Fbi contro Cupertino
L’Fbi ha vinto la sua battaglia contro la Apple. L’Agenzia federale statunitense è infatti riuscita a sbloccare l’iPhone di Syed Rizwan Farook, uno dei due attentatori che il 2 dicembre scorso uccisero 14 persone a San Bernardino, in California, venendo poi uccisi dalla polizia.
Il dipartimento di Giustizia ha così chiuso il caso legale contro la Apple, produttrice dello smartphone, che in nome della privacy si era rifiutata di obbedire all’ordine di un giudice in base a cui avrebbe dovuto fornire un software capace di abbassare le difese del cellulare, permettendo all’Fbi di violarlo.
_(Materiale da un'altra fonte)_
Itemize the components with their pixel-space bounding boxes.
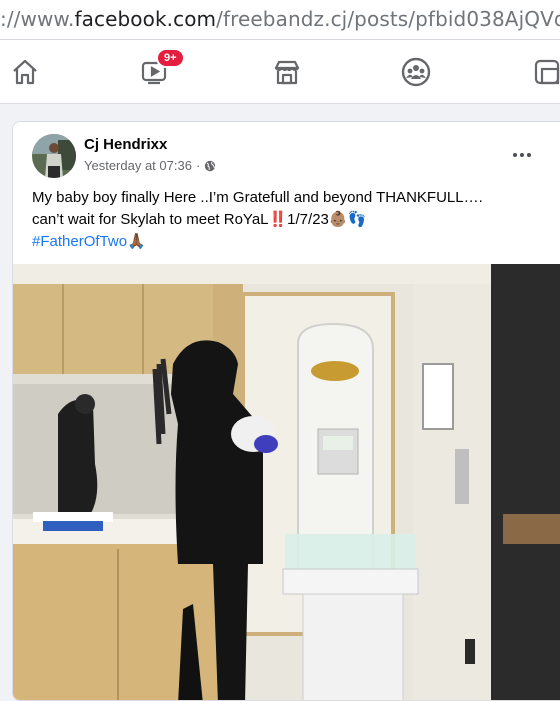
url-prefix: ://www. bbox=[0, 7, 75, 31]
groups-icon bbox=[401, 57, 431, 87]
url-path: /freebandz.cj/posts/pfbid038AjQVqiNgFh bbox=[216, 7, 560, 31]
post-meta: Yesterday at 07:36 · bbox=[84, 158, 216, 173]
hashtag-link[interactable]: #FatherOfTwo🙏🏾 bbox=[32, 231, 552, 253]
post-timestamp[interactable]: Yesterday at 07:36 bbox=[84, 158, 192, 173]
dot-icon bbox=[520, 153, 524, 157]
post-card: Cj Hendrixx Yesterday at 07:36 · My baby… bbox=[12, 121, 560, 701]
address-bar[interactable]: ://www.facebook.com/freebandz.cj/posts/p… bbox=[0, 0, 560, 40]
post-text-line-1: My baby boy finally Here ..I’m Gratefull… bbox=[32, 189, 483, 206]
avatar-image bbox=[32, 134, 76, 178]
nav-marketplace[interactable] bbox=[267, 52, 307, 92]
globe-icon bbox=[205, 160, 216, 171]
dot-icon bbox=[527, 153, 531, 157]
nav-home[interactable] bbox=[5, 52, 45, 92]
home-icon bbox=[13, 59, 37, 85]
more-options-button[interactable] bbox=[507, 140, 537, 170]
meta-separator: · bbox=[195, 158, 201, 173]
url-host: facebook.com bbox=[74, 7, 217, 31]
post-photo[interactable] bbox=[13, 264, 560, 700]
top-nav: 9+ bbox=[0, 40, 560, 104]
nav-gaming[interactable] bbox=[527, 52, 560, 92]
post-text: My baby boy finally Here ..I’m Gratefull… bbox=[32, 187, 552, 253]
post-photo-image bbox=[13, 264, 560, 700]
dot-icon bbox=[513, 153, 517, 157]
nav-groups[interactable] bbox=[396, 52, 436, 92]
nav-watch[interactable]: 9+ bbox=[134, 48, 185, 92]
notification-badge: 9+ bbox=[156, 48, 185, 68]
avatar[interactable] bbox=[32, 134, 76, 178]
gaming-icon bbox=[534, 59, 560, 85]
post-text-line-2: can’t wait for Skylah to meet RoYaL‼️1/7… bbox=[32, 211, 367, 228]
post-author[interactable]: Cj Hendrixx bbox=[84, 136, 167, 153]
url-text[interactable]: ://www.facebook.com/freebandz.cj/posts/p… bbox=[0, 7, 560, 31]
marketplace-icon bbox=[274, 60, 300, 85]
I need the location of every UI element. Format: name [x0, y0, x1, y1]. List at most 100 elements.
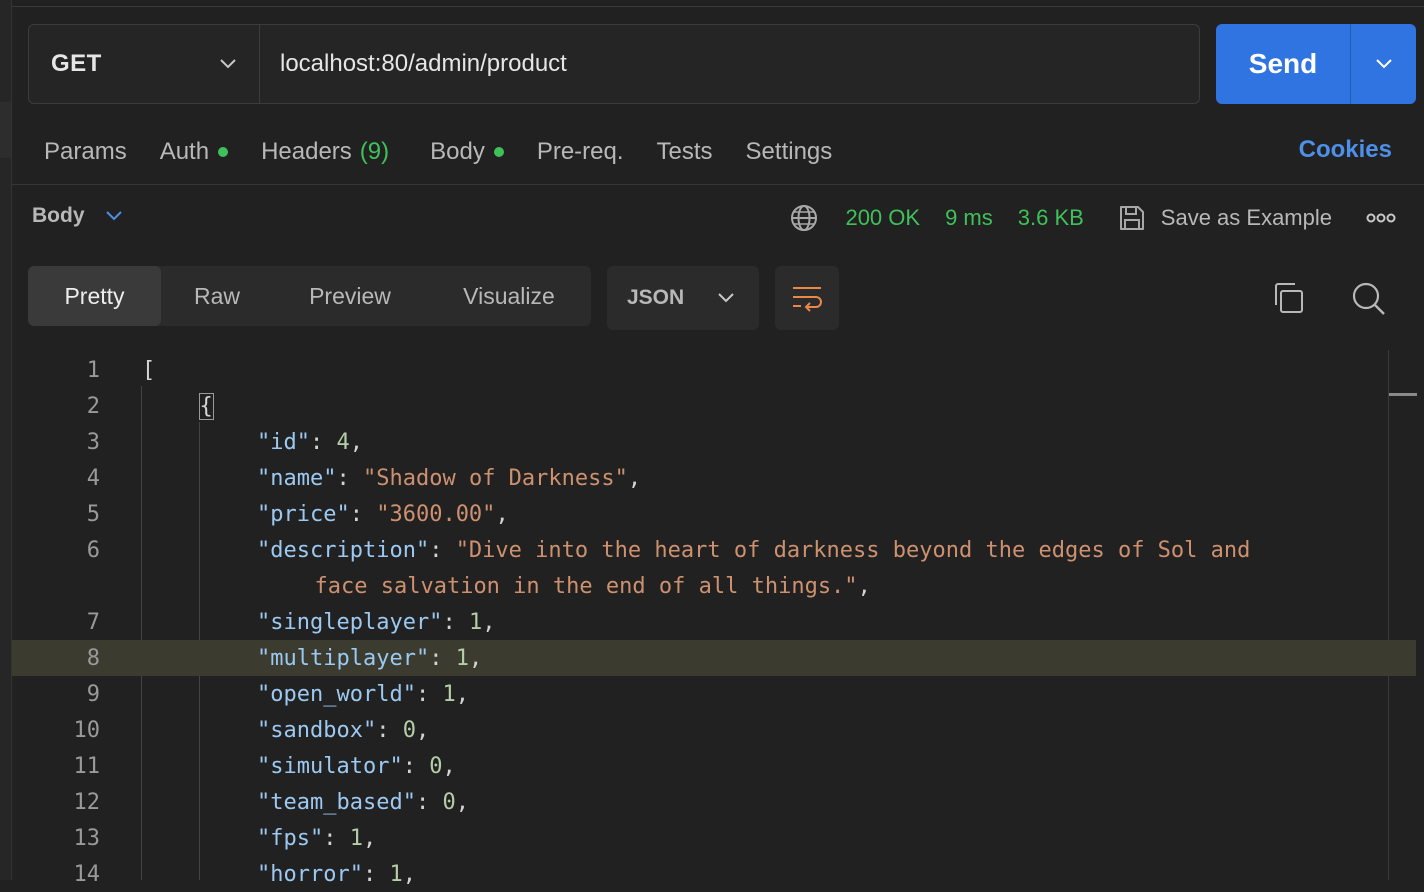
more-icon[interactable] — [1366, 213, 1396, 223]
line-number: 5 — [86, 501, 100, 527]
tab-headers[interactable]: Headers (9) — [261, 138, 389, 166]
line-number: 13 — [73, 825, 101, 851]
code-text: face salvation in the end of all things.… — [315, 574, 871, 599]
json-punctuation: , — [495, 501, 509, 527]
code-line: 8 "multiplayer": 1, — [12, 640, 1416, 676]
sidebar-strip — [0, 0, 12, 880]
line-number: 7 — [86, 609, 100, 635]
response-time[interactable]: 9 ms — [945, 205, 993, 231]
json-string: "3600.00" — [376, 501, 496, 527]
json-punctuation: : — [336, 465, 363, 491]
line-number: 12 — [73, 789, 101, 815]
code-line: 6 "description": "Dive into the heart of … — [12, 532, 1388, 568]
json-number: 0 — [402, 717, 416, 743]
code-line: 2{ — [12, 388, 1388, 424]
section-divider — [12, 184, 1424, 185]
cookies-link[interactable]: Cookies — [1299, 136, 1392, 164]
response-size[interactable]: 3.6 KB — [1018, 205, 1084, 231]
json-key: "team_based" — [257, 789, 416, 815]
code-text: "name": "Shadow of Darkness", — [257, 466, 641, 491]
chevron-down-icon — [1375, 59, 1392, 69]
json-punctuation: : — [442, 609, 469, 635]
tab-label: Tests — [656, 138, 713, 165]
json-punctuation: , — [455, 789, 469, 815]
send-button[interactable]: Send — [1216, 24, 1350, 104]
json-key: "singleplayer" — [257, 609, 443, 635]
json-punctuation: , — [362, 825, 377, 851]
json-punctuation: : — [429, 537, 456, 563]
json-punctuation: , — [627, 465, 642, 491]
json-key: "fps" — [257, 825, 324, 851]
code-text: "price": "3600.00", — [257, 502, 509, 527]
json-key: "name" — [257, 465, 337, 491]
code-text: "multiplayer": 1, — [257, 646, 482, 671]
code-text: { — [198, 392, 214, 420]
tab-label: Params — [44, 138, 127, 165]
code-text: [ — [142, 358, 155, 383]
view-tab-visualize[interactable]: Visualize — [427, 266, 591, 326]
code-line: 14 "horror": 1, — [12, 856, 1388, 892]
request-bar: GET — [28, 24, 1200, 104]
json-number: 0 — [442, 789, 456, 815]
view-tab-raw[interactable]: Raw — [161, 266, 273, 326]
response-body-editor[interactable]: 1[2{3 "id": 4, 4 "name": "Shadow of Darknes… — [12, 350, 1424, 887]
tab-params[interactable]: Params — [44, 138, 127, 166]
body-indicator-dot — [493, 147, 504, 157]
tab-body[interactable]: Body — [430, 138, 504, 166]
json-punctuation: , — [349, 429, 363, 455]
wrap-lines-button[interactable] — [775, 266, 839, 330]
code-text: "description": "Dive into the heart of d… — [257, 538, 1250, 563]
send-options-button[interactable] — [1350, 24, 1416, 104]
json-number: 4 — [336, 429, 350, 455]
line-number: 4 — [86, 465, 100, 491]
code-text: "open_world": 1, — [257, 682, 469, 707]
format-select[interactable]: JSON — [607, 266, 759, 330]
send-button-group: Send — [1216, 24, 1416, 104]
method-label: GET — [51, 50, 102, 77]
json-punctuation: [ — [142, 357, 156, 383]
code-text: "sandbox": 0, — [257, 718, 429, 743]
json-punctuation: : — [349, 501, 377, 527]
json-number: 1 — [455, 645, 469, 671]
save-as-example-button[interactable]: Save as Example — [1117, 203, 1332, 233]
code-text: "id": 4, — [257, 430, 363, 455]
code-line: 9 "open_world": 1, — [12, 676, 1388, 712]
chevron-down-icon — [718, 293, 734, 303]
status-code[interactable]: 200 OK — [845, 205, 920, 231]
code-text: "simulator": 0, — [257, 754, 456, 779]
response-section-label: Body — [32, 204, 85, 227]
json-key: "multiplayer" — [257, 645, 430, 671]
json-key: "description" — [257, 537, 430, 563]
search-icon[interactable] — [1350, 280, 1386, 316]
method-select[interactable]: GET — [29, 25, 260, 103]
json-number: 1 — [468, 609, 483, 635]
code-text: "singleplayer": 1, — [257, 610, 495, 635]
json-punctuation: : — [362, 861, 390, 887]
response-meta: 200 OK 9 ms 3.6 KB Save as Example — [789, 200, 1396, 236]
json-number: 1 — [349, 825, 363, 851]
line-number: 8 — [86, 645, 100, 671]
copy-icon[interactable] — [1270, 280, 1306, 316]
json-string: "Shadow of Darkness" — [362, 465, 628, 491]
globe-icon[interactable] — [789, 203, 819, 233]
tab-label: Headers — [261, 138, 352, 165]
code-line: 7 "singleplayer": 1, — [12, 604, 1388, 640]
json-number: 1 — [389, 861, 403, 887]
json-punctuation: : — [402, 753, 430, 779]
view-mode-tabs: Pretty Raw Preview Visualize — [28, 266, 591, 326]
response-section-select[interactable]: Body — [32, 204, 123, 228]
editor-scrollbar-thumb[interactable] — [1389, 393, 1417, 396]
json-punctuation: : — [415, 789, 443, 815]
tab-settings[interactable]: Settings — [746, 138, 833, 166]
json-punctuation: { — [198, 392, 214, 420]
json-punctuation: : — [429, 645, 456, 671]
view-tab-preview[interactable]: Preview — [273, 266, 427, 326]
tab-auth[interactable]: Auth — [160, 138, 229, 166]
json-punctuation: : — [309, 429, 337, 455]
tab-tests[interactable]: Tests — [657, 138, 713, 166]
view-tab-pretty[interactable]: Pretty — [28, 266, 161, 326]
tab-pre-request[interactable]: Pre-req. — [537, 138, 624, 166]
url-input[interactable] — [260, 25, 1199, 103]
json-punctuation: , — [402, 861, 416, 887]
code-line: 3 "id": 4, — [12, 424, 1388, 460]
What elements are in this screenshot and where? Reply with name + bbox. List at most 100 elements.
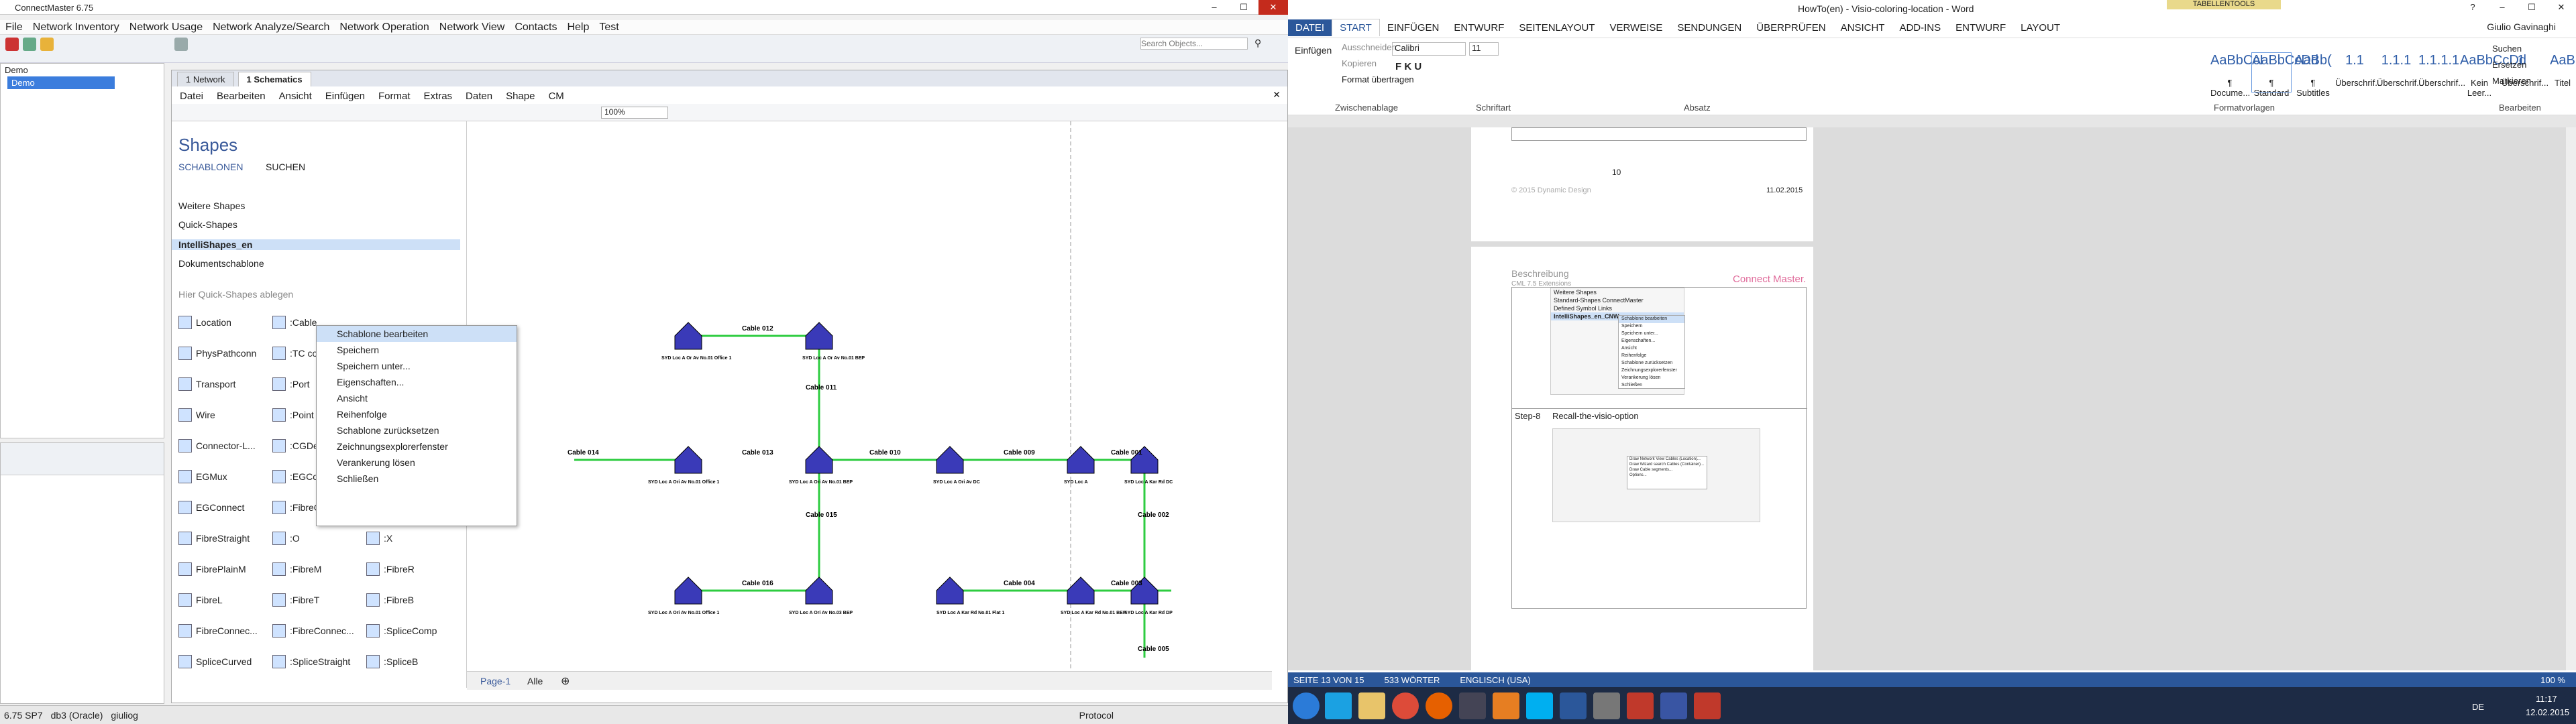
shape-item[interactable]: Transport xyxy=(178,377,235,391)
shapes-item-active[interactable]: IntelliShapes_en xyxy=(172,239,460,250)
user-name[interactable]: Giulio Gavinaghi xyxy=(2487,21,2556,32)
shape-item[interactable]: FibreStraight xyxy=(178,532,250,545)
style-item[interactable]: AaBb(¶ Subtitles xyxy=(2294,53,2332,98)
chrome-icon[interactable] xyxy=(1392,692,1419,719)
context-menu-item[interactable]: Schablone zurücksetzen xyxy=(317,422,517,438)
font-size-select[interactable]: 11 xyxy=(1469,42,1499,56)
visio-icon[interactable] xyxy=(1660,692,1687,719)
shape-item[interactable]: :Port xyxy=(272,377,310,391)
ribbon-tab[interactable]: DATEI xyxy=(1288,19,1332,36)
menu-item[interactable]: Network Operation xyxy=(339,21,429,34)
tree-root[interactable]: Demo xyxy=(1,64,164,76)
context-menu-item[interactable]: Verankerung lösen xyxy=(317,455,517,471)
menu-item[interactable]: Test xyxy=(599,21,619,34)
copy-button[interactable]: Kopieren xyxy=(1342,58,1377,68)
zoom-level[interactable]: 100 % xyxy=(2540,675,2565,685)
tool-icon[interactable] xyxy=(40,38,54,51)
shape-item[interactable]: FibrePlainM xyxy=(178,562,246,576)
style-item[interactable]: 1.1.1.1 Überschrif... xyxy=(2418,53,2465,92)
context-menu-item[interactable]: Eigenschaften... xyxy=(317,374,517,390)
shape-item[interactable]: :X xyxy=(366,532,392,545)
context-menu-item[interactable]: Schließen xyxy=(317,471,517,487)
visio-menu-item[interactable]: CM xyxy=(548,90,564,102)
style-item[interactable]: 1.1.1 Überschrif... xyxy=(2377,53,2424,92)
settings-icon[interactable] xyxy=(1593,692,1620,719)
shape-item[interactable]: EGMux xyxy=(178,470,227,483)
document-tab[interactable]: 1 Schematics xyxy=(237,72,311,86)
visio-menu-item[interactable]: Bearbeiten xyxy=(217,90,266,102)
start-icon[interactable] xyxy=(1293,692,1320,719)
shape-item[interactable]: :Cable xyxy=(272,316,317,329)
binoculars-icon[interactable]: ⚲ xyxy=(1254,38,1261,49)
shape-item[interactable]: :SpliceStraight xyxy=(272,655,350,668)
shape-item[interactable]: :FibreM xyxy=(272,562,321,576)
tool-icon[interactable] xyxy=(174,38,188,51)
tool-icon[interactable] xyxy=(23,38,36,51)
format-painter-button[interactable]: Format übertragen xyxy=(1342,74,1414,84)
shapes-item[interactable]: Quick-Shapes xyxy=(178,219,237,230)
language-status[interactable]: ENGLISCH (USA) xyxy=(1460,675,1530,685)
shape-item[interactable]: :TC co xyxy=(272,347,317,360)
shape-item[interactable]: SpliceCurved xyxy=(178,655,252,668)
style-item[interactable]: AaB Titel xyxy=(2543,53,2576,92)
shape-item[interactable]: Connector-L... xyxy=(178,439,256,452)
tab-schablonen[interactable]: SCHABLONEN xyxy=(178,162,243,172)
shape-item[interactable]: PhysPathconn xyxy=(178,347,256,360)
ribbon-tab[interactable]: ENTWURF xyxy=(1948,19,2013,36)
minimize-button[interactable]: – xyxy=(2487,0,2517,15)
context-menu-item[interactable]: Schablone bearbeiten xyxy=(317,326,517,342)
folder-icon[interactable] xyxy=(1358,692,1385,719)
clock-time[interactable]: 11:17 xyxy=(2536,694,2557,704)
shape-item[interactable]: EGConnect xyxy=(178,501,244,514)
app-icon[interactable] xyxy=(1694,692,1721,719)
select-button[interactable]: Markieren xyxy=(2492,76,2531,86)
close-button[interactable]: ✕ xyxy=(2546,0,2576,15)
page-tab-all[interactable]: Alle xyxy=(527,676,543,686)
context-menu-item[interactable]: Reihenfolge xyxy=(317,406,517,422)
menu-item[interactable]: File xyxy=(5,21,23,34)
shapes-item[interactable]: Dokumentschablone xyxy=(178,258,264,269)
ribbon-tab[interactable]: VERWEISE xyxy=(1602,19,1670,36)
maximize-button[interactable]: ☐ xyxy=(1229,0,1258,15)
ribbon-tab[interactable]: ÜBERPRÜFEN xyxy=(1749,19,1833,36)
visio-menu-item[interactable]: Shape xyxy=(506,90,535,102)
ribbon-tab[interactable]: START xyxy=(1332,19,1380,36)
shape-item[interactable]: :FibreConnec... xyxy=(272,624,354,638)
document-tab[interactable]: 1 Network xyxy=(177,72,234,86)
style-item[interactable]: 1 Überschrif... xyxy=(2502,53,2548,92)
app-icon[interactable] xyxy=(1459,692,1486,719)
bold-button[interactable]: F K U xyxy=(1395,61,1421,72)
menu-item[interactable]: Network Inventory xyxy=(33,21,119,34)
shape-item[interactable]: :SpliceComp xyxy=(366,624,437,638)
shape-item[interactable]: FibreConnec... xyxy=(178,624,258,638)
close-button[interactable]: ✕ xyxy=(1258,0,1288,15)
style-item[interactable]: AaBbCcDd Kein Leer... xyxy=(2460,53,2526,98)
ribbon-tab[interactable]: ADD-INS xyxy=(1892,19,1948,36)
app-icon[interactable] xyxy=(1493,692,1519,719)
ribbon-tab[interactable]: LAYOUT xyxy=(2013,19,2068,36)
style-item[interactable]: AaBbCcDd ¶ Standard xyxy=(2251,52,2318,98)
shape-item[interactable]: FibreL xyxy=(178,593,223,607)
tree-item-selected[interactable]: Demo xyxy=(7,76,115,89)
context-menu-item[interactable]: Speichern xyxy=(317,342,517,358)
menu-item[interactable]: Network Usage xyxy=(129,21,203,34)
shape-item[interactable]: Wire xyxy=(178,408,215,422)
context-menu-item[interactable]: Zeichnungsexplorerfenster xyxy=(317,438,517,455)
page-tab[interactable]: Page-1 xyxy=(480,676,511,686)
search-input[interactable] xyxy=(1140,38,1248,50)
page-status[interactable]: SEITE 13 VON 15 xyxy=(1293,675,1364,685)
shapes-item[interactable]: Weitere Shapes xyxy=(178,200,245,211)
shape-item[interactable]: Location xyxy=(178,316,231,329)
paste-button[interactable]: Einfügen xyxy=(1295,45,1332,56)
tab-suchen[interactable]: SUCHEN xyxy=(266,162,305,172)
scrollbar[interactable] xyxy=(2566,127,2576,670)
menu-item[interactable]: Contacts xyxy=(515,21,557,34)
tool-icon[interactable] xyxy=(5,38,19,51)
skype-icon[interactable] xyxy=(1526,692,1553,719)
shape-item[interactable]: :FibreR xyxy=(366,562,415,576)
shape-item[interactable]: :FibreB xyxy=(366,593,414,607)
ribbon-tab[interactable]: EINFÜGEN xyxy=(1380,19,1447,36)
word-count[interactable]: 533 WÖRTER xyxy=(1385,675,1440,685)
zoom-select[interactable]: 100% xyxy=(601,107,668,119)
shape-item[interactable]: :O xyxy=(272,532,300,545)
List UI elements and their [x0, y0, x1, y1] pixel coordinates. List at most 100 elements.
Sembra che lo sblocco del dispositivo sia stato reso possibile dall’aiuto di un misterioso soggetto terzo, rimasto ignoto. Ora la speranza è trovare informazioni che rivelino potenziali legami di Farook con gruppi terroristi organizzati. Farook sarebbe stata l’israeliana Cellebrite, leader mondiale nella gestione dei dati. Una cosa è certa: gli analisti hi-tech hanno fatto sapere che non è possibile definire risolto il dilemma. Le misure di crittazione sono in continua evoluzione, e non è affatto detto che la strategia identificata e utilizzata per aggirare questa volta il blocco sia ripetibile in modelli che diventano sempre più avanzati.
La vera soluzione auspicata da molti è così quella di un comune sforzo, tra pubblico e privato, per discutere e definire nuovi confini per la sicurezza e la privacy nell’era digitale. È stata proposta una commissione congiunta e un coinvolgimento del Congresso per le eventuali necessità legislative. Questa è tuttavia una strada che richiederà tempo, oltre che una intensa diplomazia al posto di scontri aperti in tribunale.